If Polanski hadn’t skipped bail and become a fugitive, we wouldn’t be having this discussion. That’s all there is to it.
There are sealed transcripts from a deposition made by the prosecutor in the case. During one of the extradition cases, his lawyers asked for them to be made public but was refused.
There really is no good reason (within rubric of the particular case) for them not to be and the inference that they are highly unfavorable to the State is more or less irresistible.
I think that may be the material that both the Swiss and Polish courts cited when they refused extradition.
Yes.
If I had to venture a guess, the reason California doesn’t want them released is since they might reveal an institutional pattern of prosecutorial and judicial collusion in that era. Which would place other cases in jeopardy.
I know in England there was a culture of collusion and remarkably prejudicial behaviour in the criminal investigative & justice system at this time. Stuff which caused a great outcry in the 1990’s and led to reform.
I am not an expert, but from what I have read, N America had similar issues.
No, it’s not “bureaucratic nonsense” and “latitude towards rape”. It’s called due process.
Extradition means that a foreign country arrests someone in that country and hands them over to the extraditing country, even though the individual has not committed any breach of that foreign country’s laws. That’s a major state infringement of the individual’s liberty. Extradition is important, but the individual’s personal liberty has to be protected by due process to be fair.
France’s long-standing constitutional provision is that they won’t extradite a citizen. They see that as a basic constitutional safeguard. Instead, they say to the requesting country, “Bring the charges against the French citizen here, in the French courts, and we will try the case.” The California prosecutors have declined to do so. That’s not saying there’s a general French tolerance for rapists. It’s that the California prosecutors, for whatever reason, do not want to have the case tried in France. Their choice.
The Swiss and Polish cases are different. They both have found that the material filed by the US government in support of extradition is not complete, and they do not think it would be safe to extradite, not having the complete record of the case in front of them. Again, that’s on the California prosecutors. Why do they not want to file the complete record in open court in support of their application for extradition?
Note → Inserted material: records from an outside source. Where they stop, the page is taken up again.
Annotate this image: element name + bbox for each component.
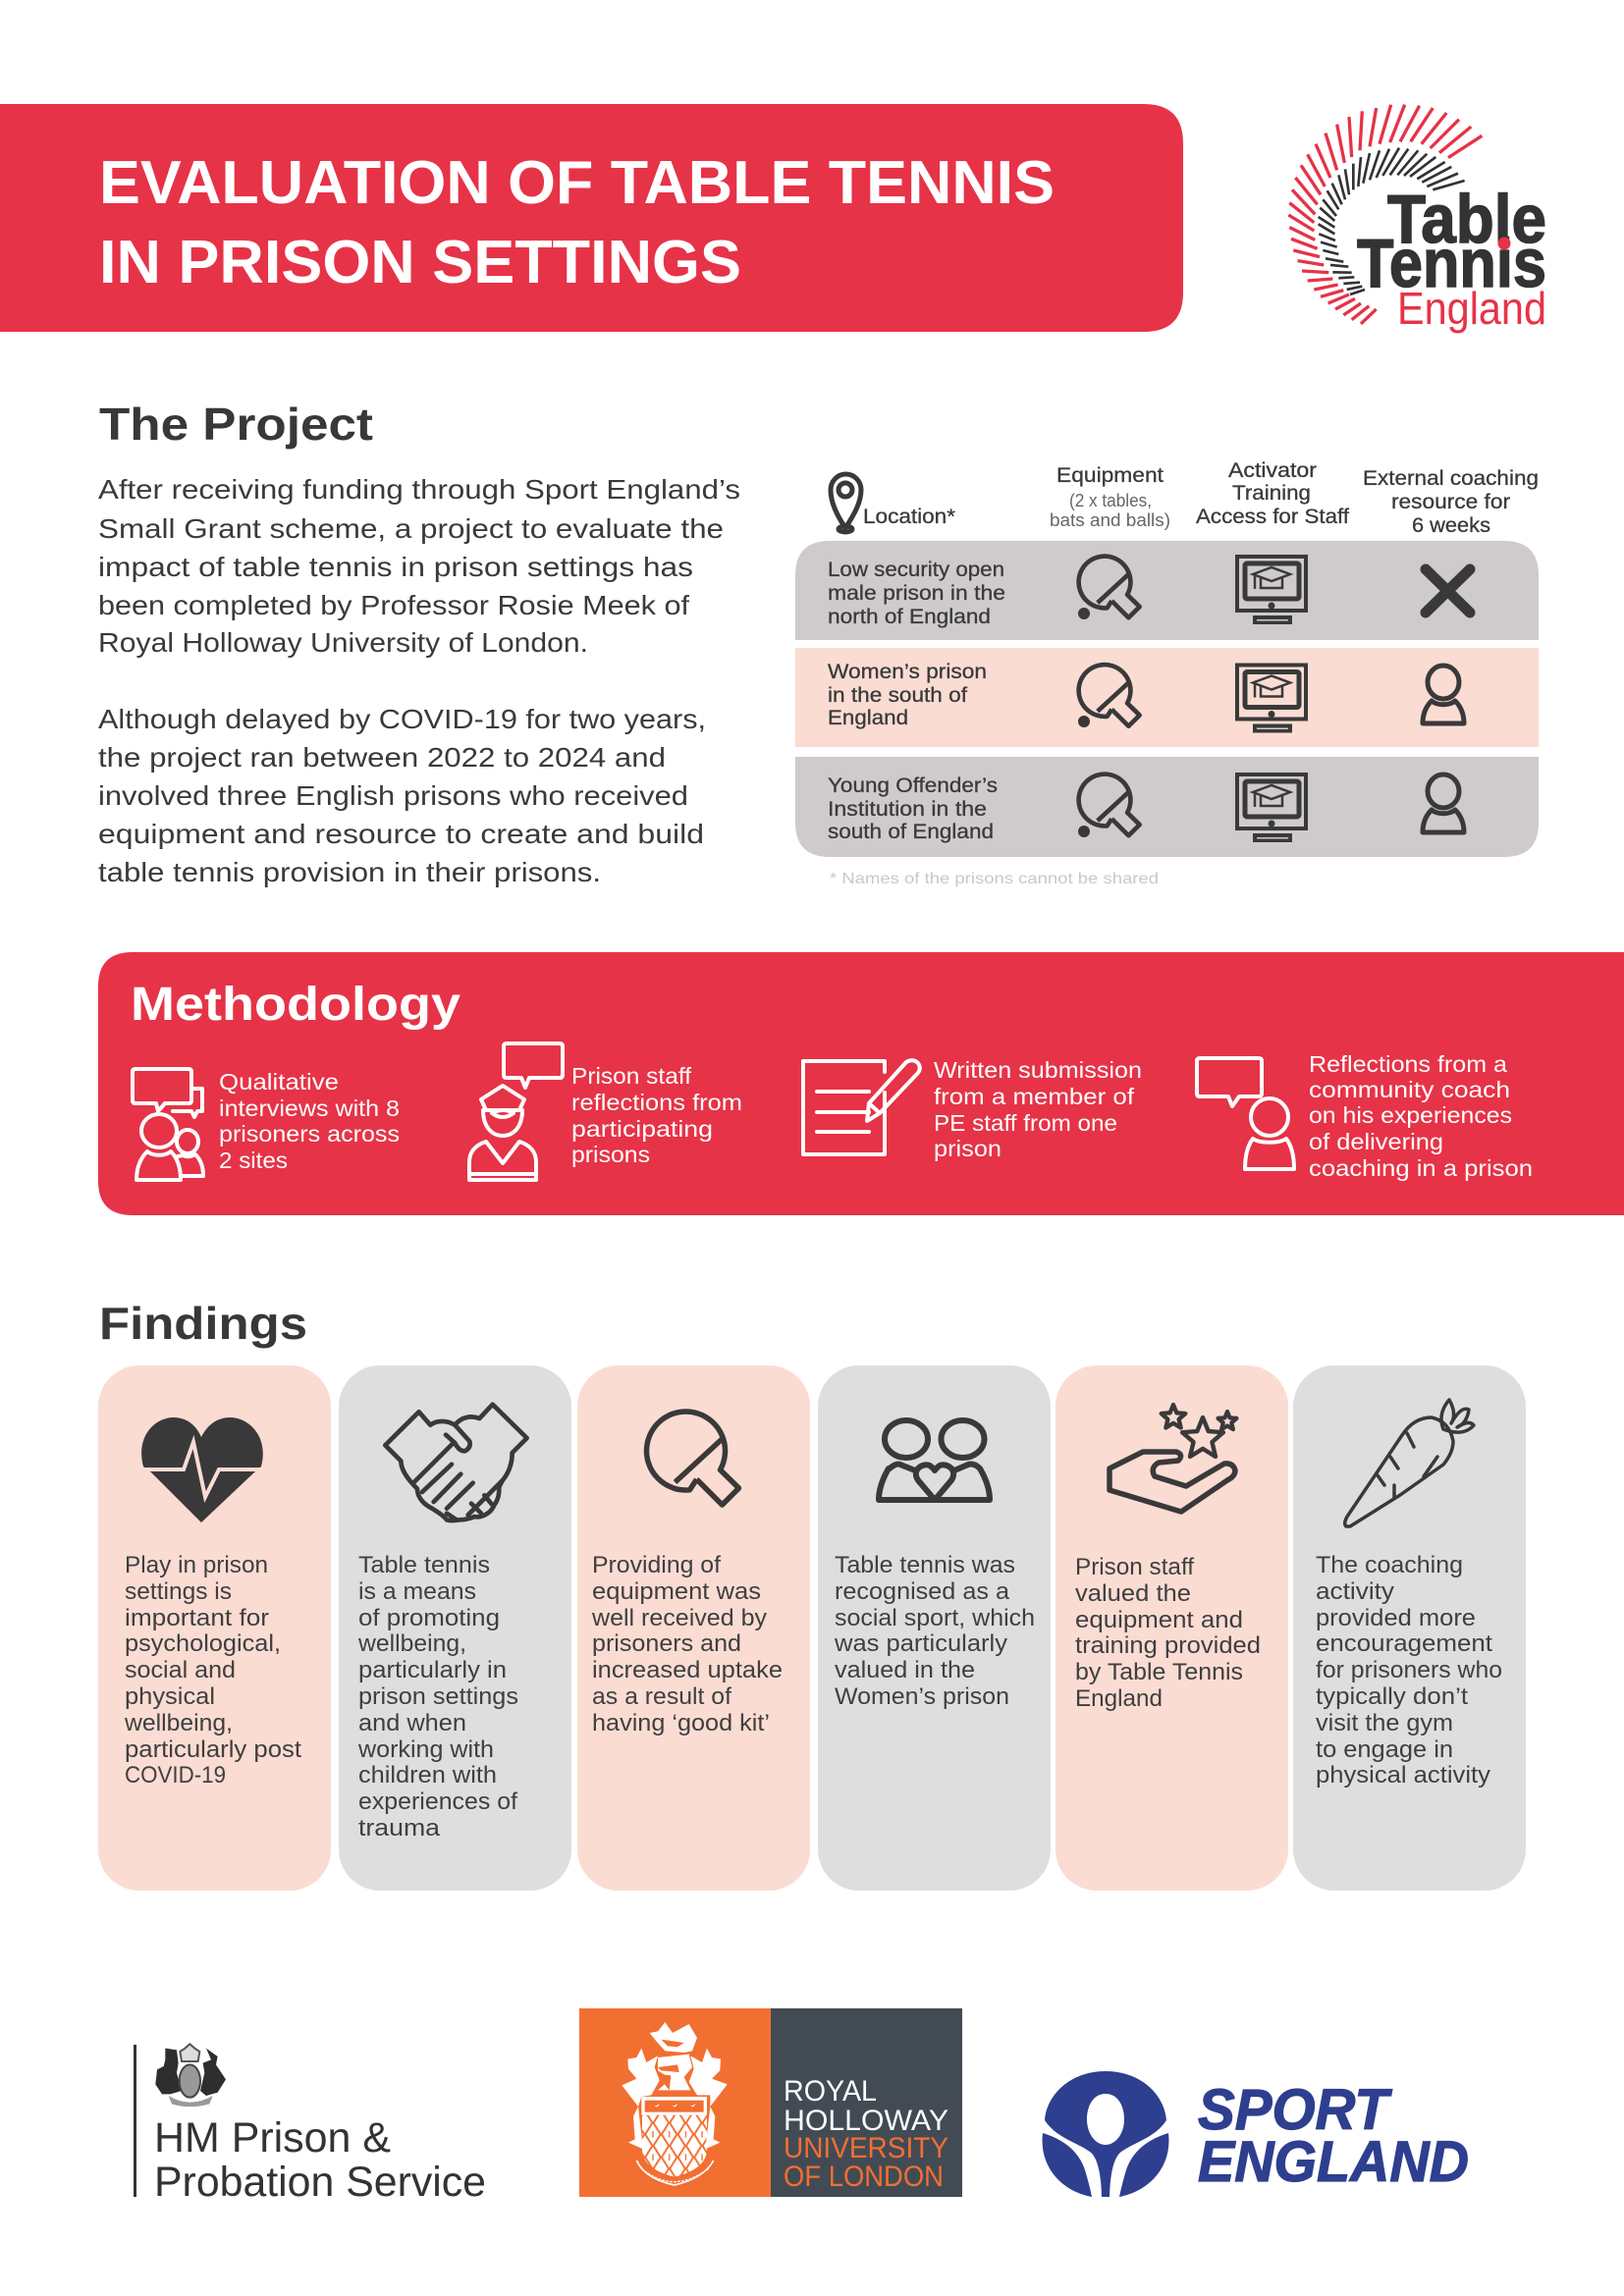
table header: resource for xyxy=(1391,491,1510,513)
method: prison staff xyxy=(469,1043,742,1180)
text: particularly post xyxy=(125,1736,301,1763)
text: visit the gym xyxy=(1316,1710,1453,1736)
icon: royal crest xyxy=(155,2044,226,2107)
text: of promoting xyxy=(358,1605,500,1631)
text: settings is xyxy=(125,1578,232,1605)
icon: carrot xyxy=(1345,1400,1474,1526)
text block: project description: impact of table tennis in prison settings has xyxy=(98,552,693,582)
table header: Training xyxy=(1232,482,1311,505)
panel: finding 1 xyxy=(98,1365,331,1891)
row: women's prison: in the south of xyxy=(828,684,967,707)
method: written submission xyxy=(803,1057,1142,1161)
icon: person xyxy=(1423,666,1464,723)
icon: training monitor xyxy=(1237,557,1306,624)
icon: coach with speech bubble xyxy=(1197,1058,1294,1169)
row: young offender's institution: Institution in the xyxy=(828,798,987,821)
text: equipment was xyxy=(592,1578,761,1605)
method: community coach: Reflections from a xyxy=(1309,1051,1507,1077)
method: community coach xyxy=(1197,1051,1533,1181)
icon: sport england figure xyxy=(1043,2071,1168,2197)
text: valued in the xyxy=(835,1657,975,1683)
text: by Table Tennis xyxy=(1075,1659,1243,1685)
logo: Table Tennis England: Tennis xyxy=(1357,225,1546,301)
text block: project description: Small Grant scheme, a project to evaluate the xyxy=(98,513,724,544)
text: valued the xyxy=(1075,1580,1191,1607)
icon: interview group xyxy=(133,1069,203,1180)
table header: Equipment xyxy=(1056,464,1164,487)
icon: bat xyxy=(1078,557,1140,619)
method: written submission: PE staff from one xyxy=(934,1110,1117,1136)
icon: bat xyxy=(1078,774,1140,837)
text: working with xyxy=(357,1736,494,1763)
text: typically don’t xyxy=(1316,1683,1468,1710)
text: experiences of xyxy=(358,1789,517,1815)
row: low security open male prison: male prison in the xyxy=(828,582,1005,605)
text: social and xyxy=(125,1657,236,1683)
row: young offender's institution: south of England xyxy=(828,821,994,843)
icon: document and pen xyxy=(803,1060,920,1154)
text: social sport, which xyxy=(835,1605,1035,1631)
text block: project description: Royal Holloway University of London. xyxy=(98,627,588,658)
text: equipment and xyxy=(1075,1607,1243,1633)
method: written submission: Written submission xyxy=(934,1057,1142,1083)
text block: project description: table tennis provision in their prisons. xyxy=(98,857,601,887)
icon: prison officer xyxy=(469,1043,563,1180)
method: community coach: community coach xyxy=(1309,1077,1510,1102)
method: prisoner interviews: Qualitative xyxy=(219,1069,339,1095)
table header xyxy=(831,459,1539,537)
text: to engage in xyxy=(1316,1736,1453,1763)
text block: project description: equipment and resource to create and build xyxy=(98,819,704,849)
icon: handshake xyxy=(385,1405,527,1521)
table: prison provision xyxy=(795,459,1539,887)
text: is a means xyxy=(358,1578,476,1605)
text: Play in prison xyxy=(125,1552,268,1578)
icon: university crest xyxy=(622,2022,728,2185)
footnote: * Names of the prisons cannot be shared xyxy=(830,871,1159,887)
table header: Activator xyxy=(1228,459,1317,482)
method: prison staff: participating xyxy=(571,1116,713,1142)
text: physical activity xyxy=(1316,1762,1490,1789)
logo: Royal Holloway University of London: OF LONDON xyxy=(784,2161,944,2193)
text: Women’s prison xyxy=(835,1683,1009,1710)
icon: training monitor xyxy=(1237,666,1306,732)
panel: finding 4 xyxy=(818,1365,1051,1891)
title: EVALUATION OF TABLE TENNIS xyxy=(99,149,1055,217)
method: community coach: of delivering xyxy=(1309,1129,1443,1154)
icon: training monitor xyxy=(1237,774,1306,842)
text block: project description: After receiving funding through Sport England’s xyxy=(98,474,740,505)
icon: hand with stars xyxy=(1110,1405,1237,1512)
text: was particularly xyxy=(834,1630,1007,1657)
logo: Royal Holloway University of London xyxy=(579,2008,962,2197)
logo: Table Tennis England: England xyxy=(1397,283,1546,334)
title banner xyxy=(0,104,1183,332)
method: prison staff: Prison staff xyxy=(571,1063,692,1089)
logo: HM Prison & Probation Service: HM Prison & xyxy=(154,2114,391,2162)
text block: project description: been completed by Professor Rosie Meek of xyxy=(98,590,689,620)
panel: methodology xyxy=(98,952,1624,1215)
row: young offender's institution: Young Offender’s xyxy=(828,774,998,797)
logo: Sport England xyxy=(1043,2071,1469,2197)
row: women's prison xyxy=(795,648,1539,747)
text xyxy=(357,1552,518,1842)
text xyxy=(1316,1552,1502,1789)
icon: red radial strokes xyxy=(1288,105,1482,324)
icon: person xyxy=(1423,774,1464,832)
text: as a result of xyxy=(592,1683,731,1710)
row: women's prison: England xyxy=(828,707,908,729)
text: prisoners and xyxy=(592,1630,741,1657)
text: prison settings xyxy=(358,1683,518,1710)
text: Table tennis was xyxy=(835,1552,1015,1578)
table header: Access for Staff xyxy=(1196,506,1349,528)
text: activity xyxy=(1316,1578,1394,1605)
text: wellbeing, xyxy=(124,1710,233,1736)
table header: bats and balls) xyxy=(1050,510,1170,530)
text: psychological, xyxy=(125,1630,281,1657)
logo: Royal Holloway University of London: UNIVERSITY xyxy=(784,2132,948,2164)
icon: dark radial strokes xyxy=(1319,148,1465,294)
table header: 6 weeks xyxy=(1412,514,1490,537)
text: well received by xyxy=(591,1605,767,1631)
text: for prisoners who xyxy=(1316,1657,1502,1683)
text: increased uptake xyxy=(592,1657,783,1683)
text: provided more xyxy=(1316,1605,1476,1631)
text xyxy=(1075,1554,1261,1712)
text xyxy=(591,1552,783,1736)
method: written submission: prison xyxy=(934,1136,1001,1161)
method: prison staff: reflections from xyxy=(571,1090,742,1115)
title xyxy=(99,149,1055,296)
heading: Methodology: Methodology xyxy=(131,979,460,1031)
text: children with xyxy=(358,1762,497,1789)
text: training provided xyxy=(1075,1632,1261,1659)
method: prisoner interviews: 2 sites xyxy=(219,1148,288,1173)
logo: HM Prison & Probation Service xyxy=(134,2044,486,2206)
text: Prison staff xyxy=(1075,1554,1194,1580)
text: encouragement xyxy=(1316,1630,1492,1657)
text: having ‘good kit’ xyxy=(592,1710,770,1736)
method: community coach: on his experiences xyxy=(1309,1102,1512,1128)
icon: location pin xyxy=(831,474,861,532)
icon: cross xyxy=(1426,569,1470,613)
text block: project description: the project ran between 2022 to 2024 and xyxy=(98,742,666,773)
text: Table tennis xyxy=(358,1552,490,1578)
text: and when xyxy=(358,1710,466,1736)
panel: finding 3 xyxy=(577,1365,810,1891)
text: particularly in xyxy=(358,1657,507,1683)
text block: project description xyxy=(98,474,740,887)
icon: two people with heart xyxy=(879,1420,990,1500)
row: low security open male prison: Low security open xyxy=(828,559,1004,581)
method: prison staff: prisons xyxy=(571,1142,650,1167)
method: community coach: coaching in a prison xyxy=(1309,1155,1533,1181)
icon: table tennis bat xyxy=(647,1412,738,1505)
text: England xyxy=(1075,1685,1163,1712)
text: Providing of xyxy=(592,1552,721,1578)
table header: (2 x tables, xyxy=(1069,491,1152,510)
method: prisoner interviews: prisoners across xyxy=(219,1121,400,1147)
text xyxy=(124,1552,301,1789)
method: prisoner interviews: interviews with 8 xyxy=(219,1095,400,1121)
panel: finding 6 xyxy=(1293,1365,1526,1891)
logo: Royal Holloway University of London: HOLLOWAY xyxy=(784,2105,948,2137)
method: written submission: from a member of xyxy=(934,1084,1135,1109)
method: prisoner interviews xyxy=(133,1069,400,1180)
panel: finding 5 xyxy=(1056,1365,1288,1891)
row: young offender's institution xyxy=(795,757,1539,857)
logo: Sport England: SPORT xyxy=(1198,2078,1392,2142)
text: physical xyxy=(125,1683,215,1710)
title: IN PRISON SETTINGS xyxy=(99,229,741,296)
text: trauma xyxy=(358,1815,441,1842)
heading: Findings: Findings xyxy=(99,1298,307,1349)
icon: heart with pulse xyxy=(137,1417,267,1522)
text xyxy=(834,1552,1035,1710)
text: wellbeing, xyxy=(357,1630,466,1657)
text: The coaching xyxy=(1316,1552,1463,1578)
logo: HM Prison & Probation Service: Probation Service xyxy=(154,2159,486,2206)
text: important for xyxy=(125,1605,269,1631)
icon: bat xyxy=(1078,665,1140,727)
row: women's prison: Women’s prison xyxy=(828,661,987,683)
logo: Royal Holloway University of London: ROYAL xyxy=(784,2075,877,2108)
table header: Location* xyxy=(863,506,955,528)
heading: The Project: The Project xyxy=(99,399,373,450)
row: low security open male prison xyxy=(795,541,1539,640)
table header: External coaching xyxy=(1363,467,1539,490)
text: recognised as a xyxy=(835,1578,1010,1605)
logo: Sport England: ENGLAND xyxy=(1198,2130,1469,2194)
panel: finding 2 xyxy=(339,1365,571,1891)
text: COVID-19 xyxy=(125,1762,226,1789)
logo: Table Tennis England xyxy=(1288,105,1546,334)
text block: project description: involved three English prisons who received xyxy=(98,780,688,811)
logo: Table Tennis England: Table xyxy=(1387,181,1546,257)
row: low security open male prison: north of England xyxy=(828,606,991,628)
text block: project description: Although delayed by COVID-19 for two years, xyxy=(98,704,706,734)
For forty years, liberals especially Hollywood liberals painted anyone who wanted Polanski to be punished for his crimes as sexually repressed religious anti-semitic rubes. They argued having sex with a 13 yo was perfectly acceptable in enlightened France and that we needed to educate ourselves. These same liberals knew what Weinstein and Cosby were doing and said nothing. If the MeToo movement is serious, they would demand guys like Seth McFarlane who literally joked about it in his Oscars monologue be cancelled for their silence.